Contact and Acknowledgments:
For information about this statement, please contact Linda Calbom,
Director, Financial Management and Assurance, at (202) 512-9508 or at
calboml@gao.gov. Individuals making key contributions to this statement
include Kimberly Brooks, W. Ed Brown, Lisa Crye, Chanetta Reed, Vera
Seekins, Taya Tasse and Cynthia Teddleton.
[End of section]
Footnotes:
[1] U.S. General Accounting Office, Medicaid Financial Management:
Better Oversight of State Claims for Federal Reimbursement Needed,
[hyperlink, http://www.gao.gov/products/GAO-02-300] (Washington D.C.:
Feb. 28, 2002).
[2] U.S. General Accounting Office, Standards for Internal Control in
the Federal Government, [hyperlink,
http://www.gao.gov/products/GAO/AIMD-00-21.3.1] (Washington D.C.: Nov.
1999).
[3] In some instances, these findings were included in the management
letters that accompanied the audited financial statements for fiscal
years 2000, 1999, and 1998.
[4] The $120 billion in expenditures in 2000 is equal to $97.8 billion
in 1992 dollars when adjusted for inflation.

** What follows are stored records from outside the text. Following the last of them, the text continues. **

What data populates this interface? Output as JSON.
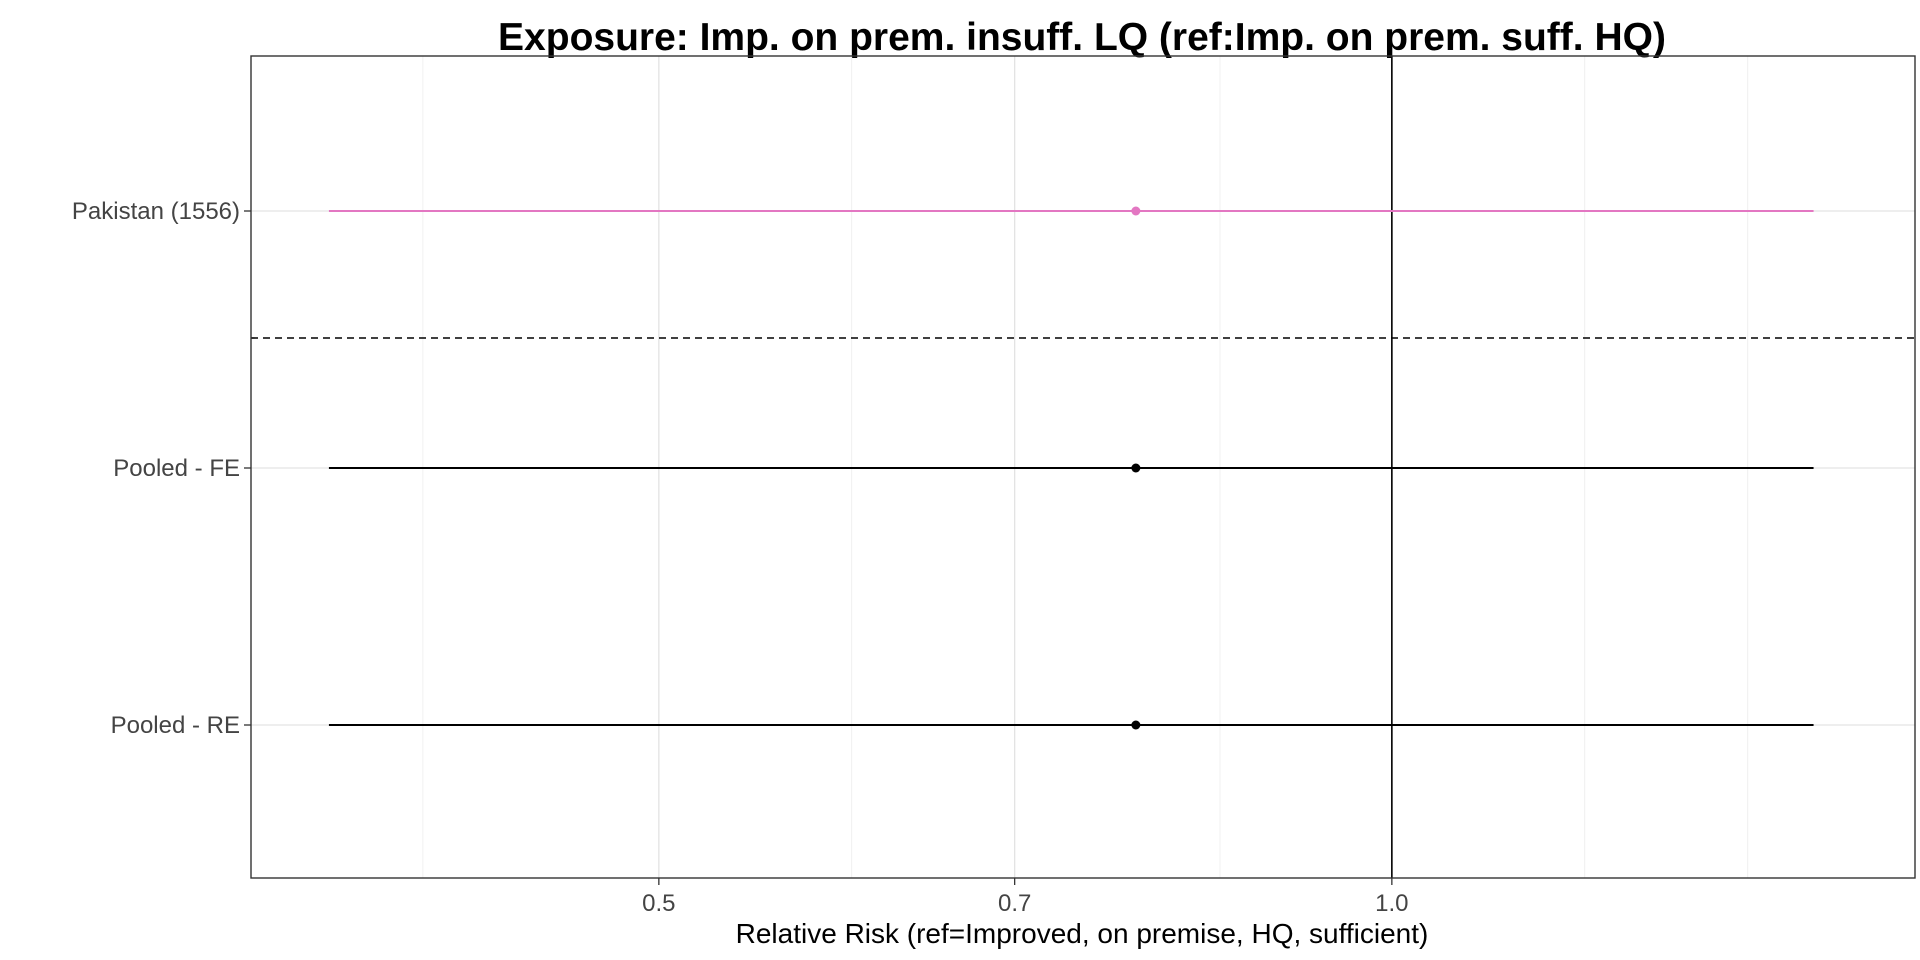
{
  "chart_data": {
    "type": "forest",
    "title": "Exposure: Imp. on prem. insuff. LQ (ref:Imp. on prem. suff. HQ)",
    "xlabel": "Relative Risk (ref=Improved, on premise, HQ, sufficient)",
    "ylabel": "",
    "x_scale": "log",
    "xlim": [
      0.34,
      1.64
    ],
    "x_ticks": [
      {
        "value": 0.5,
        "label": "0.5"
      },
      {
        "value": 0.7,
        "label": "0.7"
      },
      {
        "value": 1.0,
        "label": "1.0"
      }
    ],
    "x_minor_ticks": [
      0.4,
      0.6,
      0.85,
      1.2,
      1.4
    ],
    "reference_line": 1.0,
    "rows": [
      {
        "label": "Pakistan (1556)",
        "estimate": 0.785,
        "lower": 0.366,
        "upper": 1.49,
        "color": "#e377c2"
      },
      {
        "label": "Pooled - FE ",
        "estimate": 0.785,
        "lower": 0.366,
        "upper": 1.49,
        "color": "#000000"
      },
      {
        "label": "Pooled - RE ",
        "estimate": 0.785,
        "lower": 0.366,
        "upper": 1.49,
        "color": "#000000"
      }
    ],
    "separator_after_row": 0,
    "grid": true
  }
}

[5] U.S. General Accounting Office, Strategies to Manage Improper
Payments: Learning From Public and Private Sector Organizations,
[hyperlink, http://www.gao.gov/products/GAO-02-69G] (Washington D.C.:
Oct. 1, 2001).
[6] A deferral is an action taken to withhold funds from the states
until additional clarification or documentation is received from the
states regarding Medicaid costs claimed. A disallowance is a
determination by CMS that a claim or portion of a claim by a state for
federal funds is unallowable.
[7] The calculation of this amount does not include $1.15 billion in
disallowances of Medicaid amounts for Disproportionate Share Hospital
(DSH) claims in FY …92 that resulted from a change in the legislation
related to DSH. Including this amount would increase the average
disallowance to $527 million for FY90–93.
[8] Expenditure and disallowance data provided by CMS.
[9] U.S. General Accounting Office, Public Assistance: PARIS Project
Can Help States Reduce Improper Benefit Payments, [hyperlink,
http://www.gao.gov/products/GAO-01-935] (Washington, D.C.: Sept. 6,
2001).
[10] The Grants Administration Manual, issued by HHS, provides guidance
on implementing HHS policies on the administration of HHS grants.
Chapter 1-105 of the manual addresses the resolution of audit findings.